Before we discuss the formula for calculating precision and recall, some context is necessary. When assessing binary-class data sets, it’s usually easiest to divide the samples those data sets contain into two categories: positives and negatives. From there, each prediction made by the model can be assigned to one of four categories:

  • A True Positive (TP) occurs when a model correctly identifies a sample as belonging to a positive class.
  • A True Negative (TN) occurs when a model correctly identifies a sample as belonging to a negative class.
  • A False Positive (FP) occurs when a model incorrectly identifies a sample as belonging to a positive class.
  • A False Negative (FN) occurs when a model incorrectly identifies a sample as belonging to a negative class.

These categories can then be used to calculate precision and recall as follows:

  • Precision: TP/(TP+FP)
  • Recall: TP/(TP+FN)

When applied to multi-class data sets, the formulae remain more or less the same:

  • Precision: Class A True Positives/(Class A True Positives + Class A False Positives)
  • Recall: Class A True Positives/(Class A True Positives + Class A False Negatives)

For further context, a false negative in a multi-class data set occurs when a machine-learning model incorrectly identifies a sample belonging to the target class as being from a different class. A false positive in a multi-class data set occurs when a machine-learning model incorrectly assigns a sample from another class to the target class. As stated prior, precision and recall may be independently calculated for each class in a multi-class data set.

Let’s say, for instance, that we’ve developed a simple computer vision algorithm to determine the dominant color in a photograph from the primary colors of red, blue, and yellow. We then feed the following data set into the algorithm:

Color Photographs
Red 20
Blue 10
Yellow 10

We then compile the results into a confusion matrix:

Red Blue Yellow
Red 20 2 5
Blue 0 7 2
Yellow 0 1 3

Based on the data above, the model’s overall accuracy is 75% – it identified 30 of the 40 samples correctly. Digging into that data, let’s calculate the precision and recall for photos in which red is the dominant primary color:

Precision (Red): 20/(20+7)= 74%.

Recall (Red): 20(20+0)= 100% (note that perfect recall is exceedingly rare in the real world).
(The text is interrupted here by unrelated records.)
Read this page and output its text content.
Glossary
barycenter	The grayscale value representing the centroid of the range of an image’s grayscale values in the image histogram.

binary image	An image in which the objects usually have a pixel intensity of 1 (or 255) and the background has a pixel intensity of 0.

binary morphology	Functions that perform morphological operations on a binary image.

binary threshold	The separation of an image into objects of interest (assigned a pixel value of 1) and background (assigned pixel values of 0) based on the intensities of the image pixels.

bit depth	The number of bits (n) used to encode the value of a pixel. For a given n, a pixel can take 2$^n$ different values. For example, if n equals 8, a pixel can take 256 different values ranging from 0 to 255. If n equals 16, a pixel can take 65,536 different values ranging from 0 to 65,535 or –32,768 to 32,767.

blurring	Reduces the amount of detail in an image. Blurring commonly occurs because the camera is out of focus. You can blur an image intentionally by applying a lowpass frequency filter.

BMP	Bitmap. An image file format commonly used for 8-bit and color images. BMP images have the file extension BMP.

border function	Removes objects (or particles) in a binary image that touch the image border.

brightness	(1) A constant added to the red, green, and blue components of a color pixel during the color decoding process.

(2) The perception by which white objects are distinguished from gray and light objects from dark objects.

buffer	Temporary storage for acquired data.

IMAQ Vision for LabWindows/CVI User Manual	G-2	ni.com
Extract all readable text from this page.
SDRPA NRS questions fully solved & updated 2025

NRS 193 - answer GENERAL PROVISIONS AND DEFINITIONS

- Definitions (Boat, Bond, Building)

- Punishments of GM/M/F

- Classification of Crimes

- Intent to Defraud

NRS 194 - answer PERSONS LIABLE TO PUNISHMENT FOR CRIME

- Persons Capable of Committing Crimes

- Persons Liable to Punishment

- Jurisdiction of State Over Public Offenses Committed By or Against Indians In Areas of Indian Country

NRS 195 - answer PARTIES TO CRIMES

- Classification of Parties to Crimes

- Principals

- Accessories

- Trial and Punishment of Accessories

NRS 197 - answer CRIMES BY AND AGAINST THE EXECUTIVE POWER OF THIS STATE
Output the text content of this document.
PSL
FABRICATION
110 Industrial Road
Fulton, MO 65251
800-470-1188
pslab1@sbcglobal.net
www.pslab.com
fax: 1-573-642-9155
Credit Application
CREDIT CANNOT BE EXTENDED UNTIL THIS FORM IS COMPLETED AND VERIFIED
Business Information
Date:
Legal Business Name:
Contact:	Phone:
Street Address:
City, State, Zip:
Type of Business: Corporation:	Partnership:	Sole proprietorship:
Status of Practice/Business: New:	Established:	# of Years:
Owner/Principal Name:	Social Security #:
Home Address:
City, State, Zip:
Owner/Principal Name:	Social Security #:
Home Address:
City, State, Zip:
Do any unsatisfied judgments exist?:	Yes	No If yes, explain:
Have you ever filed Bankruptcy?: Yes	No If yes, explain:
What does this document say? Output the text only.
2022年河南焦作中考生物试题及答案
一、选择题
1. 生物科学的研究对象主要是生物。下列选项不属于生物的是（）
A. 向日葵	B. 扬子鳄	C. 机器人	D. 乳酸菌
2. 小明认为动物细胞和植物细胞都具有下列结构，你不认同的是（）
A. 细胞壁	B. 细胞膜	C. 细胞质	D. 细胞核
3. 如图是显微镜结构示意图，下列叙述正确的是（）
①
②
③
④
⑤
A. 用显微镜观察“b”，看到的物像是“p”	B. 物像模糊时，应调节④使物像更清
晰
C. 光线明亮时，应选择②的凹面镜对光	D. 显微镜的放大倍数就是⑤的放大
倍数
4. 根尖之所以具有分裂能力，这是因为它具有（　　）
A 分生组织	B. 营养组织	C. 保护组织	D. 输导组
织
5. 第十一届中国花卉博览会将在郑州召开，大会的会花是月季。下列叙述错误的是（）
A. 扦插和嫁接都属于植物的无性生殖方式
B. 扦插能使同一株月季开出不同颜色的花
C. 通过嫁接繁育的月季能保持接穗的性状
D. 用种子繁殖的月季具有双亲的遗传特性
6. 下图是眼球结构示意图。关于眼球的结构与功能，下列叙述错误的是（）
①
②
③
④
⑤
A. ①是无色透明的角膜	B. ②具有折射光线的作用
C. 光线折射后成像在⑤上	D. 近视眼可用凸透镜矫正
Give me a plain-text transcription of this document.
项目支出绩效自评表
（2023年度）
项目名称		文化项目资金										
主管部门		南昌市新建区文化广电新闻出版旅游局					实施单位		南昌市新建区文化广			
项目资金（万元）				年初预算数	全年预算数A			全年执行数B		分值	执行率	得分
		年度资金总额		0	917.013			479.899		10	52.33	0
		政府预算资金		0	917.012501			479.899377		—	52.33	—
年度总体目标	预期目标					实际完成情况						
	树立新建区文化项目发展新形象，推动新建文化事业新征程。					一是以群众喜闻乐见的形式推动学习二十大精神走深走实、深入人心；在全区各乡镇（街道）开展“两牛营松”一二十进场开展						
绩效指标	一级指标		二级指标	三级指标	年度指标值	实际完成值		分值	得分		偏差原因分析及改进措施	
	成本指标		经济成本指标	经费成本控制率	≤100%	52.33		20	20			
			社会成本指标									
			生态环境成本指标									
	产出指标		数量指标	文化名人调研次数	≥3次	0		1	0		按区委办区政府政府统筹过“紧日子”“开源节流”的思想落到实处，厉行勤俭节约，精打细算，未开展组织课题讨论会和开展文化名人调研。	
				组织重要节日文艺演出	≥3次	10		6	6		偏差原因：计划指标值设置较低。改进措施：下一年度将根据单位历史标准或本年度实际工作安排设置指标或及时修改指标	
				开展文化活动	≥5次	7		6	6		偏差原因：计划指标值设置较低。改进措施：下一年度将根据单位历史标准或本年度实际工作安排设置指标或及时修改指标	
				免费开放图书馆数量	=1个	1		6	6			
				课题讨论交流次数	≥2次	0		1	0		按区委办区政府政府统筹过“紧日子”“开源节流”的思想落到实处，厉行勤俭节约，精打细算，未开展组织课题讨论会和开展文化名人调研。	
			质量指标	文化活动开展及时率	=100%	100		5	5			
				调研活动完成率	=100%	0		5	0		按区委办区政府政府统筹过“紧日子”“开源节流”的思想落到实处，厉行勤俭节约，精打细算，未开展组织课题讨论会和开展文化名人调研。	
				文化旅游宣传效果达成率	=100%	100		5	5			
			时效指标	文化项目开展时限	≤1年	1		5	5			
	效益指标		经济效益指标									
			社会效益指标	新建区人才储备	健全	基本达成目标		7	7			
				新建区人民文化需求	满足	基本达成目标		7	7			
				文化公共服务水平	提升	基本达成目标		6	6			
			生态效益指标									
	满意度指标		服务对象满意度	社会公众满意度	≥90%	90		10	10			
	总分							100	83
We can perform the same calculations for the other colors as well:

Precision (Blue): 7/(7+2)= 77.8%.

Recall (Blue): 7/(7+3)= 70%.

Precision (Yellow): 3/(3+1)= 75%

Recall (Yellow): 3/(3+7)=30%

We can average out the values above to determine the model’s overall recall and precision. This allows us to determine that the model has an accuracy of 75%, an average precision of 75.6%, and an average recall of 66.67%. The calculations and the confusion matrix above also tell us that:

  • The model has an excellent precision rate when identifying the color red but appears to overcorrect and misidentify other colors as red, as well.
  • The color blue likely doesn’t require much retraining, as it has the highest precision rate.
  • The model requires far more extensive training in identifying photographs with yellow as the dominant primary color.